Expansão das Escolas Cívico-Militares em Minas Gerais é alvo de rejeição e críticas por falta de diálogo e transparência
Audiência pública escancara insatisfação de professores, estudantes e entidades com projeto do governo Zema, acusado de atropelar debate democrático e ameaçar autonomia escolar

Luciano Meira
A tentativa do governo Romeu Zema (Novo) de expandir o programa das escolas cívico-militares em Minas Gerais, de 9 para mais de 700 unidades — quase 20% da rede estadual —, foi duramente rechaçada em audiência pública da Comissão de Educação da Assembleia Legislativa de Minas Gerais (ALMG). A medida, conduzida sem respaldo legal claro e marcada pela ausência de diálogo, mobilizou professores, estudantes, sindicatos e especialistas em educação, que denunciaram o caráter autoritário e a falta de transparência do processo.

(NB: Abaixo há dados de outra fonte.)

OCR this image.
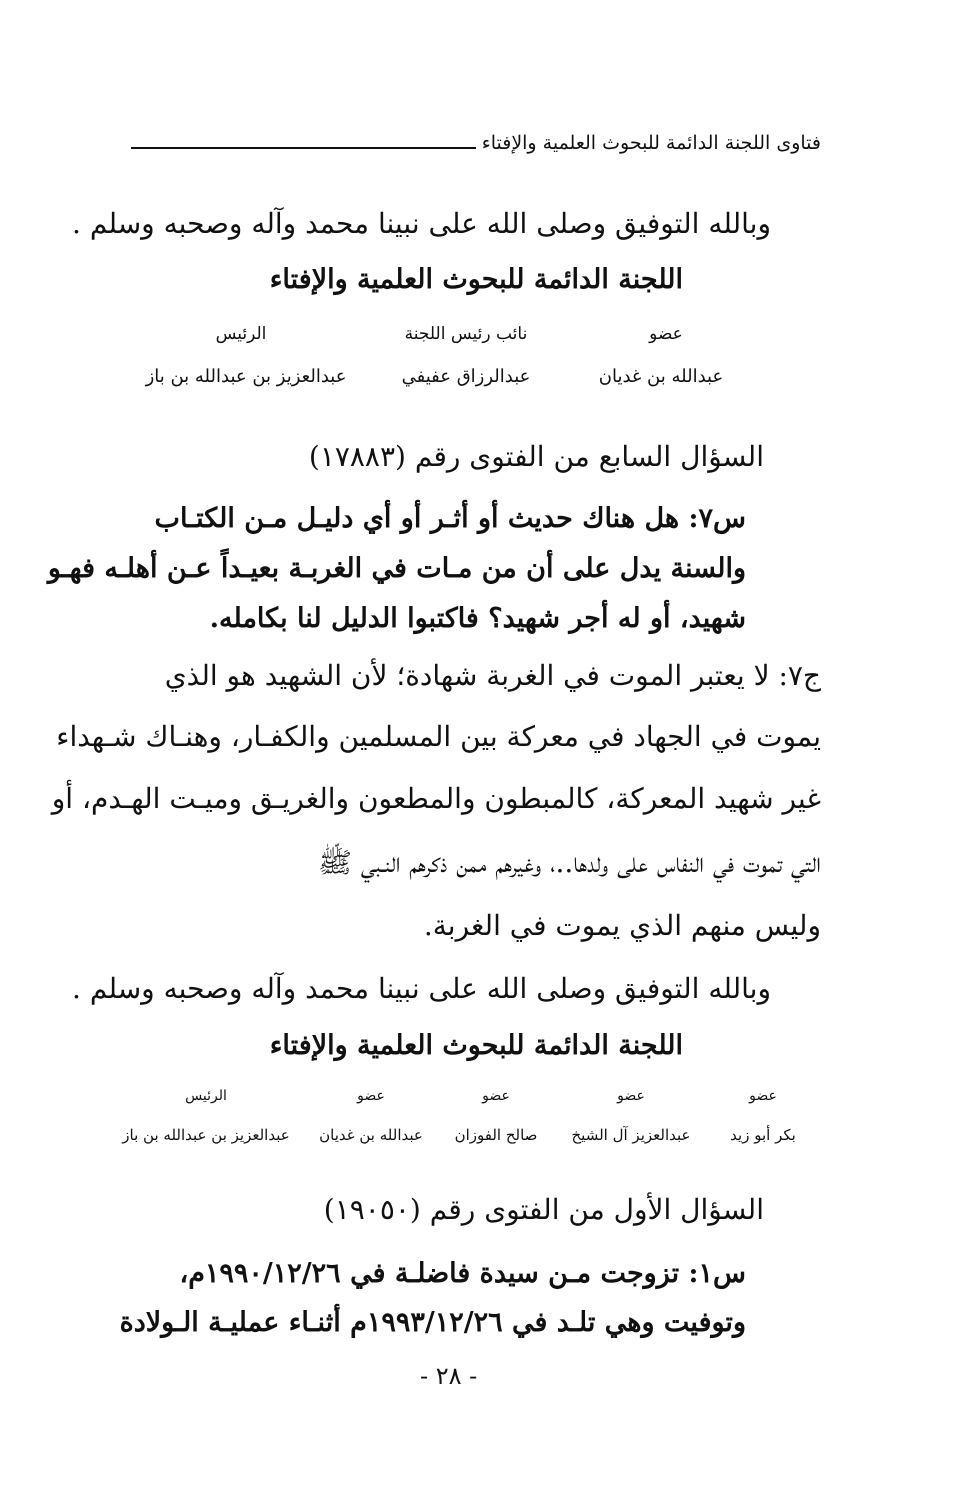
فتاوى اللجنة الدائمة للبحوث العلمية والإفتاء
وبالله التوفيق وصلى الله على نبينا محمد وآله وصحبه وسلم .
اللجنة الدائمة للبحوث العلمية والإفتاء
عضو
عبدالله بن غديان
نائب رئيس اللجنة
عبدالرزاق عفيفي
الرئيس
عبدالعزيز بن عبدالله بن باز
السؤال السابع من الفتوى رقم (١٧٨٨٣)
س٧: هل هناك حديث أو أثـر أو أي دليـل مـن الكتـاب
والسنة يدل على أن من مـات في الغربـة بعيـداً عـن أهلـه فهـو
شهيد، أو له أجر شهيد؟ فاكتبوا الدليل لنا بكامله.
ج٧: لا يعتبر الموت في الغربة شهادة؛ لأن الشهيد هو الذي
يموت في الجهاد في معركة بين المسلمين والكفـار، وهنـاك شـهداء
غير شهيد المعركة، كالمبطون والمطعون والغريـق وميـت الهـدم، أو
التي تموت في النفاس على ولدها..، وغيرهم ممن ذكرهم النـبي ﷺ
وليس منهم الذي يموت في الغربة.
وبالله التوفيق وصلى الله على نبينا محمد وآله وصحبه وسلم .
اللجنة الدائمة للبحوث العلمية والإفتاء
عضو
بكر أبو زيد
عضو
عبدالعزيز آل الشيخ
عضو
صالح الفوزان
عضو
عبدالله بن غديان
الرئيس
عبدالعزيز بن عبدالله بن باز
السؤال الأول من الفتوى رقم (١٩٠٥٠)
س١: تزوجت مـن سيدة فاضلـة في ١٩٩٠/١٢/٢٦م،
وتوفيت وهي تلـد في ١٩٩٣/١٢/٢٦م أثنـاء عمليـة الـولادة
- ٢٨ -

Falta de base legal e atropelo ao debate democrático
A presidenta da Comissão de Educação, deputada Beatriz Cerqueira (PT), destacou a inconstitucionalidade do programa e a ausência de uma lei estadual que justifique sua ampliação. “Esse programa não tem lei, não tem decreto, só uma resolução da Secretaria de Educação. A única menção legal está dentro do Plano Plurianual de Ação Governamental, vinculado ao projeto Somar, que é um esquema de privatização das escolas por meio de organizações da sociedade civil. O risco que corremos é de que escolas estejam, sem saber, aderindo a um projeto de privatização do ensino público”, esclareceu a deputada.Cerqueira também criticou a rapidez e o caráter intimidatório do memorando enviado às escolas, que impõe prazo até 18 de julho para manifestação. “Eu fiz uma audiência de seis horas porque eu achei que precisava de ter debate de conteúdo. Alguém reclamou do contraditório, mas essa audiência foi o contraditório ao poder político do governo. Foi o único espaço público que a categoria pode falar. Quantos espaços públicos tiveram? Há um medo do contraditório, do debate. Há pressa, há proibição”, afirmou.

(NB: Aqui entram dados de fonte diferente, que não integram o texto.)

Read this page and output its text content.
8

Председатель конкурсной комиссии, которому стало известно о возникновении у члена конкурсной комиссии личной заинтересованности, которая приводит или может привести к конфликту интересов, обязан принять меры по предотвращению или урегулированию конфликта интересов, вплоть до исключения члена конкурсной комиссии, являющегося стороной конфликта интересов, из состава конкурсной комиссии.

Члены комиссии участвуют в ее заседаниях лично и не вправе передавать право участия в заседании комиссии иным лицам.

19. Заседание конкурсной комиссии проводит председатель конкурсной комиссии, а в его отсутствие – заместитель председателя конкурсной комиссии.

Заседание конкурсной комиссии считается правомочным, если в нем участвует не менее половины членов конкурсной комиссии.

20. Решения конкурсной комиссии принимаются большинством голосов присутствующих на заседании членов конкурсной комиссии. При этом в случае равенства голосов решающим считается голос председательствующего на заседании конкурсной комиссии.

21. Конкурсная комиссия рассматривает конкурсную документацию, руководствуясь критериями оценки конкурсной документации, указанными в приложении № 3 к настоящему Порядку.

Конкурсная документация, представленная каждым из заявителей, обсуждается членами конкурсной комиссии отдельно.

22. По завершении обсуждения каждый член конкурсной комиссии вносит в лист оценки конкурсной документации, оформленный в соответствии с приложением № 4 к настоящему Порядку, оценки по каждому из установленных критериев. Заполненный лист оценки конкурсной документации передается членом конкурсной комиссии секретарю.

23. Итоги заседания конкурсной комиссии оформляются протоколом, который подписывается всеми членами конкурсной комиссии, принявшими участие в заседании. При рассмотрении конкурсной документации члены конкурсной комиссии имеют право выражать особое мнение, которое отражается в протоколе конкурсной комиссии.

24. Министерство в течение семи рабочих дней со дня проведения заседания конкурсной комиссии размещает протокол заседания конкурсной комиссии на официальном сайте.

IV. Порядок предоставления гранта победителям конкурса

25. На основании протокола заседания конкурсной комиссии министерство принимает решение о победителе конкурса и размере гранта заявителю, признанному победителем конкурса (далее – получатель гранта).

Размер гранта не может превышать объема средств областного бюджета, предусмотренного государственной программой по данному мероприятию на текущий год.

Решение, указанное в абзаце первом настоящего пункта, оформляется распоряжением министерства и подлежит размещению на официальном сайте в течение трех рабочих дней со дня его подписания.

Autonomia escolar ameaçada e falta de transparência nos gastos
Entre as principais preocupações levantadas estão:
Perda de autonomia das escolas: O modelo cívico-militar impõe lógica hierárquica e autoritária, substituindo projetos pedagógicos construídos coletivamente por decisões centralizadas e presença ostensiva de militares, que podem até assumir funções de psicólogos e educadores sem formação adequada.
Desvio de recursos e falta de transparência: O governo não apresentou dados sobre os custos da remuneração dos militares, mesmo em um contexto de alegada crise financeira e recusa de reajuste para servidores da educação. Relatos apontam que militares recebem mais que professores e diretores, sem formação pedagógica específica.

Pressa e ausência de debate: O prazo exíguo para consulta às comunidades escolares, aliado à falta de informações claras sobre impactos e resultados do programa, foi duramente criticado. Não há estudos públicos que comprovem melhora na aprendizagem ou redução da violência escolar.
O que são as escolas cívico-militares e por que geram polêmica?
O programa das escolas cívico-militares, implementado em Minas Gerais desde 2020, propõe uma gestão compartilhada entre Secretaria de Educação, Polícia Militar e Corpo de Bombeiros, com foco em valores como disciplina, respeito e cooperação. Segundo o governo, o modelo não altera currículo ou estrutura pedagógica e busca fortalecer a “cultura de paz” nas escolas.
No entanto, especialistas e entidades denunciam que:
Não há evidências científicas de que o modelo melhore a qualidade da educação ou reduza a violência escolar.
O programa pode aprofundar desigualdades, ao atrair alunos de camadas sociais mais altas e reforçar a exclusão de estudantes considerados “indisciplinados”.
O processo de implantação tem viés político e ideológico, sendo associado à agenda da extrema direita e à tentativa de privatização do ensino público.
O governador Romeu Zema é acusado de conduzir a expansão do programa de forma autoritária, sem transparência e diálogo efetivo com a sociedade. A iniciativa ignora experiências internacionais de sucesso em educação, que não adotam modelos militarizados, e desrespeita a autonomia das comunidades escolares. O projeto é visto como parte de uma política maior de desmonte e precarização da educação pública em Minas Gerais, marcada por cortes, ausência de concursos e desvalorização dos profissionais do setor.
“Esse programa não tem lei, não tem decreto, só uma resolução da Secretaria de Educação. (…) O risco que corremos é de que escolas estejam, sem saber, aderindo a um projeto de privatização do ensino público”, afirmou a deputada Beatriz Cerqueira.
“Eu fiz uma audiência de seis horas porque eu achei que precisava de ter debate de conteúdo. (…) Há um medo do contraditório, do debate. Há pressa, há proibição”, concluiu a parlamentar.